Capítulo Dezoito

Sobreviver também é uma forma de viver. Céu de Nuvens 5421 palavras 2026-03-04 10:02:17

Hora: Domingo à noite
Local: Restaurante de comida apimentada perto da Universidade de Engenharia da Informação
Evento: Um grupo de novos-ricos ostentando riqueza

Foi um lucro extraordinário, realmente extraordinário. Ganhar cem por cada computador, cento e cinquenta máquinas, isso dá quinze mil. Provavelmente foi a primeira vez na vida de Zhang Shaoyu que ele ganhou dinheiro, e ainda por cima, tanto dinheiro de uma só vez. Ele guardou apenas três mil e setecentos para pagar a mensalidade, dividindo o restante entre Li Dan e os outros. Até mesmo os irmãos que ajudaram a instalar o sistema à tarde receberam cada um cem reais como taxa técnica. Na verdade, que técnica havia nisso? Era só inserir um disco de restauração no leitor, em cinco minutos estava pronto.

Todos sabiam, no fundo, que Zhang Shaoyu estava cuidando deles. Falando de Zhang Shaoyu, do primeiro ao sétimo andar do dormitório masculino, quem não sabia? Sempre leal, nunca dava um passo atrás quando os irmãos precisavam, só tinha um gênio meio forte. Mas isso não impedia que todos o tratassem como o líder do grupo. Vamos lá, quem já viu um líder sem um pouco de temperamento?

Depois de resolver todos os assuntos, Zhang Shaoyu entrou no restaurante de comida apimentada com um grupo enorme, caminhando com ar de dono do lugar, jogou um maço de dinheiro no balcão e disse apenas: “Dono, traga o que for mais caro, não economize por mim.” O dono, apesar de feliz com a boa clientela, já tinha anos de experiência ali e nunca vira coisa parecida. Ter dinheiro não significa que precisa ser tão ostentador.

O pior foi que, mesmo com ar-condicionado na sala reservada, eles ainda reclamaram de calor e exigiram um ventilador para cada um. O dono protestou dizendo que não tinha tantos, mas um rapaz bonito, fumando um cigarro, tirou algumas notas de cem do bolso e entregou ao dono: “Vá comprar alguns ventiladores, quando formos embora, ficam para você!”

No fim, uma jovem bonita se levantou e impediu que continuassem com aquele absurdo. O dono só pôde suspirar, pensando como os universitários estão diferentes hoje em dia.

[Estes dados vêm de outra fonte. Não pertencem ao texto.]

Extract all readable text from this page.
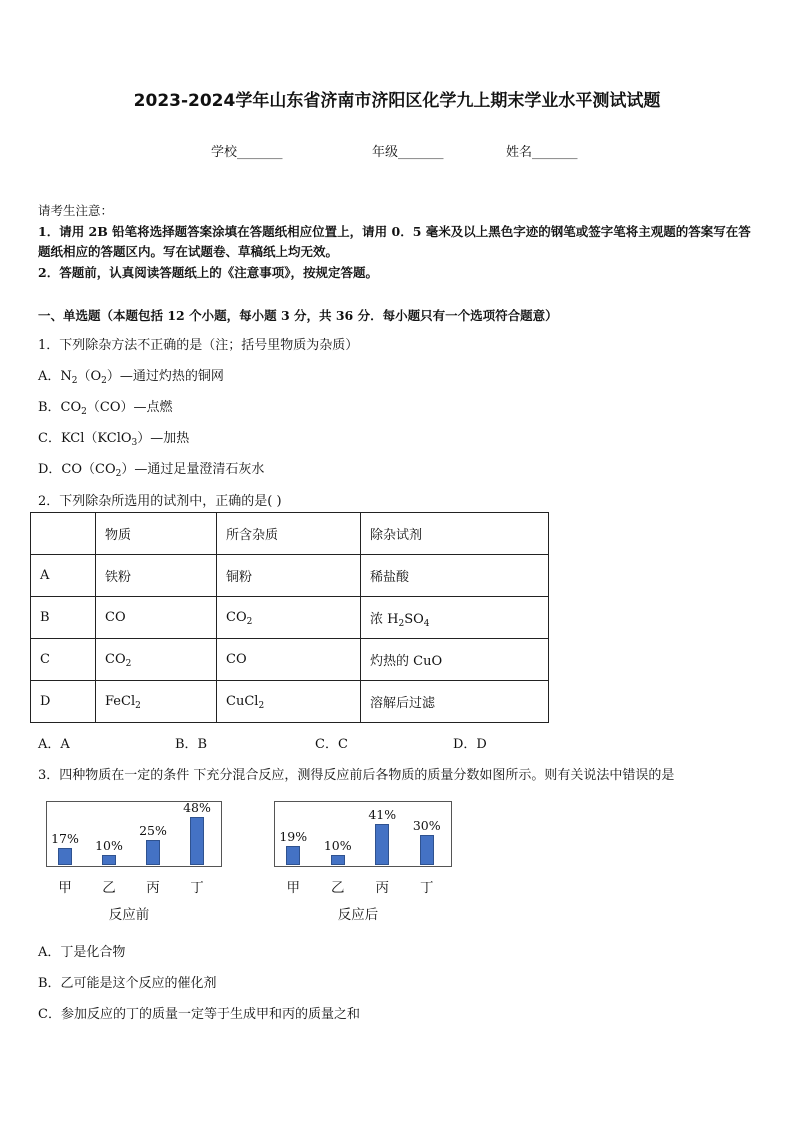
2023-2024学年山东省济南市济阳区化学九上期末学业水平测试试题
学校_______	年级_______	姓名_______

请考生注意：

1．请用 2B 铅笔将选择题答案涂填在答题纸相应位置上，请用 0．5 毫米及以上黑色字迹的钢笔或签字笔将主观题的答案写在答题纸相应的答题区内。写在试题卷、草稿纸上均无效。

2．答题前，认真阅读答题纸上的《注意事项》，按规定答题。

一、单选题（本题包括 12 个小题，每小题 3 分，共 36 分．每小题只有一个选项符合题意）
1．下列除杂方法不正确的是（注；括号里物质为杂质）
A．$N_2(O_2)—$通过灼热的铜网
B．$CO_2(CO)—$点燃
C．KCl（KClO$_3$）—加热
D．$CO(CO_2)—$通过足量澄清石灰水
2．下列除杂所选用的试剂中，正确的是( )
	物质	所含杂质	除杂试剂
A	铁粉	铜粉	稀盐酸
B	CO	$CO_2$	浓 $H_2SO_4$
C	$CO_2$	CO	灼热的 CuO
D	FeCl$_2$	CuCl$_2$	溶解后过滤
A．A	B．B	C．C	D．D
3．四种物质在一定的条件 下充分混合反应，测得反应前后各物质的质量分数如图所示。则有关说法中错误的是
17%
甲
10%
乙
25%
丙
48%
丁
反应前
19%
甲
10%
乙
41%
丙
30%
丁
反应后
A．丁是化合物
B．乙可能是这个反应的催化剂
C．参加反应的丁的质量一定等于生成甲和丙的质量之和
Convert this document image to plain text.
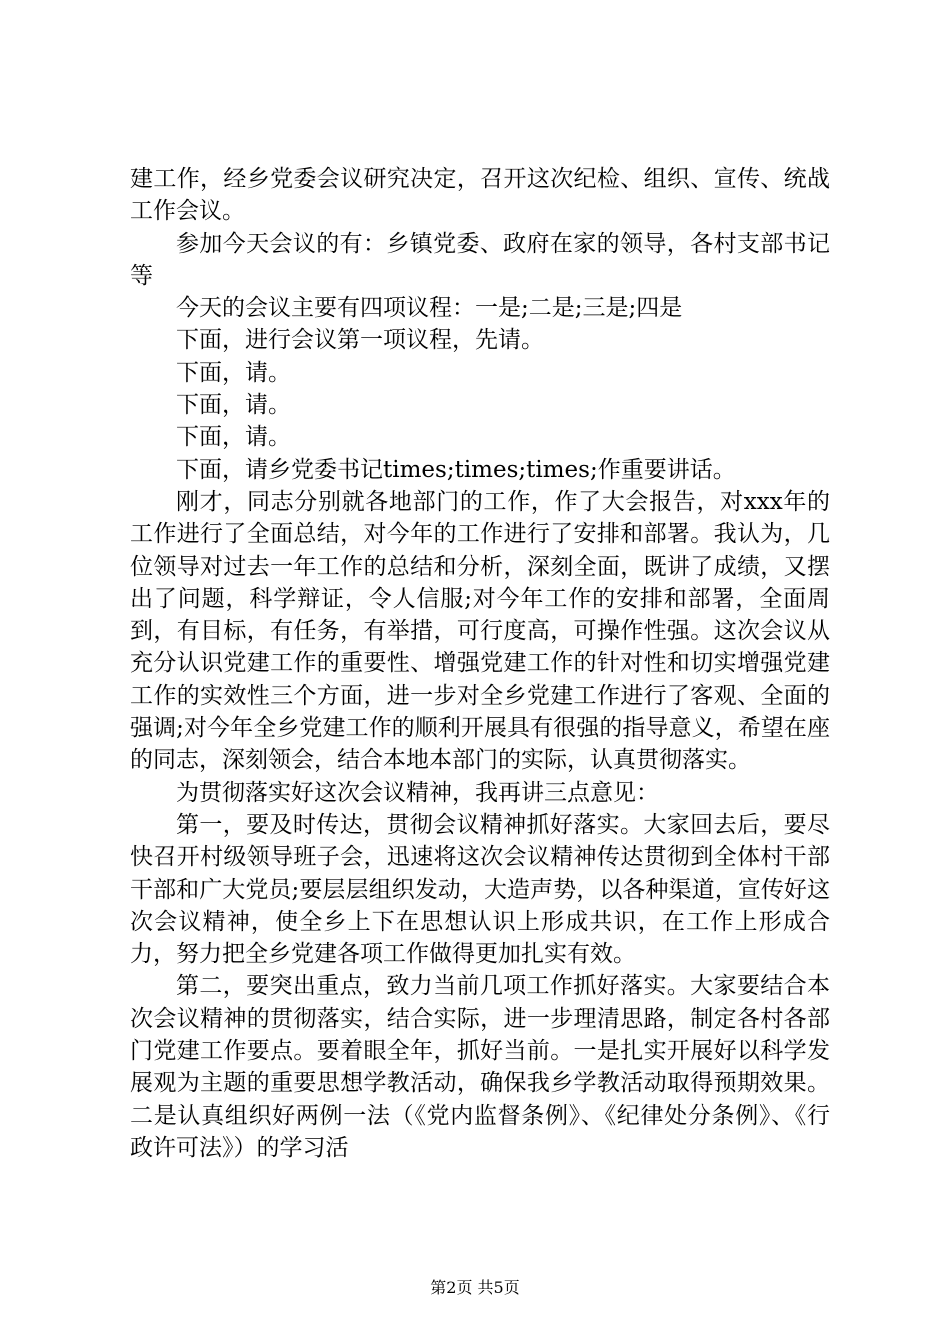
建工作，经乡党委会议研究决定，召开这次纪检、组织、宣传、统战工作会议。

参加今天会议的有：乡镇党委、政府在家的领导，各村支部书记等

今天的会议主要有四项议程：一是;二是;三是;四是

下面，进行会议第一项议程，先请。

下面，请。

下面，请。

下面，请。

下面，请乡党委书记times;times;times;作重要讲话。

刚才，同志分别就各地部门的工作，作了大会报告，对xxx年的工作进行了全面总结，对今年的工作进行了安排和部署。我认为，几位领导对过去一年工作的总结和分析，深刻全面，既讲了成绩，又摆出了问题，科学辩证，令人信服;对今年工作的安排和部署，全面周到，有目标，有任务，有举措，可行度高，可操作性强。这次会议从充分认识党建工作的重要性、增强党建工作的针对性和切实增强党建工作的实效性三个方面，进一步对全乡党建工作进行了客观、全面的强调;对今年全乡党建工作的顺利开展具有很强的指导意义，希望在座的同志，深刻领会，结合本地本部门的实际，认真贯彻落实。

为贯彻落实好这次会议精神，我再讲三点意见：

第一，要及时传达，贯彻会议精神抓好落实。大家回去后，要尽快召开村级领导班子会，迅速将这次会议精神传达贯彻到全体村干部干部和广大党员;要层层组织发动，大造声势，以各种渠道，宣传好这次会议精神，使全乡上下在思想认识上形成共识，在工作上形成合力，努力把全乡党建各项工作做得更加扎实有效。

第二，要突出重点，致力当前几项工作抓好落实。大家要结合本次会议精神的贯彻落实，结合实际，进一步理清思路，制定各村各部门党建工作要点。要着眼全年，抓好当前。一是扎实开展好以科学发展观为主题的重要思想学教活动，确保我乡学教活动取得预期效果。二是认真组织好两例一法（《党内监督条例》、《纪律处分条例》、《行政许可法》）的学习活

第2页 共5页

“Vamos lá, irmãos, um brinde ao Shaoyu! Esse cara foi realmente generoso dessa vez, não tenho o que dizer!” Li Dan já estava com o rosto vermelho de tanto beber, tirou a camisa, ergueu o copo de cerveja e falou alto. Com ele puxando o brinde, todos se levantaram para saudar Zhang Shaoyu.

Naquele momento, o rosto de Zhang Shaoyu já não mostrava sinais de cansaço. Embora seus olhos ainda estivessem vermelhos e os lábios secos, o ânimo parecia ótimo. Ignorando as objeções de Yang Tingyao ao seu lado, ergueu o copo e disse: “Dessa vez só consegui porque vocês ajudaram. Não tenho palavras, tudo está nesse brinde. Saúde!”

No final, muitos dos irmãos não aguentaram e ficaram indo e voltando ao banheiro. Zhang Shaoyu tirou um maço de cigarros da marca Zhonghua, comprado naquela tarde, e distribuiu um para cada um. Há dias, ele se gabava na delegacia dizendo que fumava dessa marca, mas era a primeira vez que comprava de fato. Afinal, a mensalidade estava garantida, o dinheiro para viver ele podia ganhar, e o que sobrasse, não importava quem gastasse. O importante era que os irmãos estivessem felizes, o resto não importava.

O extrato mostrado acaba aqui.